The biggest problem with it was simply that it primarily ended up in the hands of Western consumers and dev houses during the height of the FMV craze, the PC Engine CD did much better comparatively speaking because most of the things on it were actual games and it had (within Japan) wide support from nearly all major software development houses.
The main mistake with the Sega CD was adding a bunch of expensive new hardware to it. It gave the Genesis a second, faster Motorola 68k and a special ASIC to handle sprite scaling and rotation effects (to compete with the SNES), but these inclusions effectively doubled the price of the add-on and were seldom used by developers. The Turbo-Grafx CD, on the other hand, just added a CD-ROM drive to the Turbo and cost half as much. The Turbo CD was also much more necessary since the console used HuCards that were much more limited in space than the cartridge ROMs used by the Genesis.

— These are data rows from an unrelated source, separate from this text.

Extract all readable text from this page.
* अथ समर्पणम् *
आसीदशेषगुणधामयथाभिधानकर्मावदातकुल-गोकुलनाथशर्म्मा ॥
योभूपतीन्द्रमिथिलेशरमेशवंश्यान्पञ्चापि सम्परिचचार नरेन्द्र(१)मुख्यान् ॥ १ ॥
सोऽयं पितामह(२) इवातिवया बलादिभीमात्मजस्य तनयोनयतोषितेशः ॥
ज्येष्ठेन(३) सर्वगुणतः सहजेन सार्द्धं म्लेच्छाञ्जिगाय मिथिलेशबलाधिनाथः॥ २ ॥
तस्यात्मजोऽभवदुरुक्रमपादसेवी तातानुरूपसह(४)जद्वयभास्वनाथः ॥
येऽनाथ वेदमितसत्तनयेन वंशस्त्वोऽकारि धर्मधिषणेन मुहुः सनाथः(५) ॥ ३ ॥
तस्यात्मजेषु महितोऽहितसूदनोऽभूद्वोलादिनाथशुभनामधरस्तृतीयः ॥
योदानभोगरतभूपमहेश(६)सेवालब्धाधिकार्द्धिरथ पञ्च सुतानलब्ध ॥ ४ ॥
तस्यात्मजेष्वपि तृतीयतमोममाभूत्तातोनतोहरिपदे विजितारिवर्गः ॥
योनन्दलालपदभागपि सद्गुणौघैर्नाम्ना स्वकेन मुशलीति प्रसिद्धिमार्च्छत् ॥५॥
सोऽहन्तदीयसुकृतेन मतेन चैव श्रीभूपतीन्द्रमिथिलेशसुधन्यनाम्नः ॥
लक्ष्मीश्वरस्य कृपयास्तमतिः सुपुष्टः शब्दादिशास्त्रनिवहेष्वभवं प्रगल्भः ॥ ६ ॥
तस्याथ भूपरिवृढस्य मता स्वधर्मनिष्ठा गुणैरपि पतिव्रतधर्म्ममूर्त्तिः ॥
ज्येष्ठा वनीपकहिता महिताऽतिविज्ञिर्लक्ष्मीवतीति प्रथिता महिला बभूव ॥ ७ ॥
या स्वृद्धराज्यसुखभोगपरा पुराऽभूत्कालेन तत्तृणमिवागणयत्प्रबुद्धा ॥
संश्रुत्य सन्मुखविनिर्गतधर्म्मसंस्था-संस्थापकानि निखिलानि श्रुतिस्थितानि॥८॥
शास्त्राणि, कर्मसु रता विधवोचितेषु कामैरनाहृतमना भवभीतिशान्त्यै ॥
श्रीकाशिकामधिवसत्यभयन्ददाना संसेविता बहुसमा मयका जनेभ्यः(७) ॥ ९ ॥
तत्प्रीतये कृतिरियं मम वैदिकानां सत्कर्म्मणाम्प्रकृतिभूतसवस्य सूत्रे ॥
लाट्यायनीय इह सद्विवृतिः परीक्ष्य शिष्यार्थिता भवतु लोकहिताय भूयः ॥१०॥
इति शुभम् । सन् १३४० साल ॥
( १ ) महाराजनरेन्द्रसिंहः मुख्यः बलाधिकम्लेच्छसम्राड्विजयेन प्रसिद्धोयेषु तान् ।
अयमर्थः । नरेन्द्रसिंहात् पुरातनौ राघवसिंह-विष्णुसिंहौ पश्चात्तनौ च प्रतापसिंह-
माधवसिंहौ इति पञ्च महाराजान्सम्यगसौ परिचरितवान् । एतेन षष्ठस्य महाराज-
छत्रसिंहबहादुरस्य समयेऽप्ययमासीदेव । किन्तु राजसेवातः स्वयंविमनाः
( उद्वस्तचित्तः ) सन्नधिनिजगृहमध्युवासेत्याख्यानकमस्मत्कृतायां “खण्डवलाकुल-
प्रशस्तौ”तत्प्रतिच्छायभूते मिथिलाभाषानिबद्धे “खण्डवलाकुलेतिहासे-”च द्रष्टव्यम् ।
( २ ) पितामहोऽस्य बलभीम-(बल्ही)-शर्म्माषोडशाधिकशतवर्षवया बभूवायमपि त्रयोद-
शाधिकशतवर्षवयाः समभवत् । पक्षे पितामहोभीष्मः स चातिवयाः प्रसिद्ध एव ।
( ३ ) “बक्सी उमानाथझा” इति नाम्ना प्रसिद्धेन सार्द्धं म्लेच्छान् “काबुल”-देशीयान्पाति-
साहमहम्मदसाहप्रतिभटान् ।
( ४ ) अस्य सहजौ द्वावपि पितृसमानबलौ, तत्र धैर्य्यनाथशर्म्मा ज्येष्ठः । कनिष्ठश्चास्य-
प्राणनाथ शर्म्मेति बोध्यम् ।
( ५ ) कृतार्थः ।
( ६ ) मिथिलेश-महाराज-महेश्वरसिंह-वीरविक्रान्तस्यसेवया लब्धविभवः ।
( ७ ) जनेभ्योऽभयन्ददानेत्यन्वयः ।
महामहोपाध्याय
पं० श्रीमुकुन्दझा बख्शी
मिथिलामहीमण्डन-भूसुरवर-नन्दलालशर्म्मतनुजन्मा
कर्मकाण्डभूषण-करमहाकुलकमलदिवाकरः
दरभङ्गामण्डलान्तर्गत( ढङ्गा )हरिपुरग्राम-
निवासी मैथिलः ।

That said, the Sega CD was reasonably successful for what it was, and I don't think it contributed much to Sega's downfall (if anything, it helped Sega foster an impression with customers of being on the cutting edge of things back then). Far more egregious were the 32X, since it confused customers about the company's direction after the Genesis and was abandoned so quickly, and the Saturn's architecture being so much more expensive and complicated than the PlayStation, especially for 3D games. The cost let Sony undercut them because they knew Sega couldn't match them without losing money on each console, and the complexity was such a hurdle that even Sega's first-party developers had trouble figuring it out (they had to release "do-over" ports of Virtua Fighter and Daytona USA because the first versions were so rushed and buggy). Sega of America also pulled the plug on the Saturn way too early (because of Bernie Stolar's infamous interview where he said the console wasn't the company's future, which caused third parties to immediately cancel their releases for it), which left the company with basically no presence in their biggest market for about two years.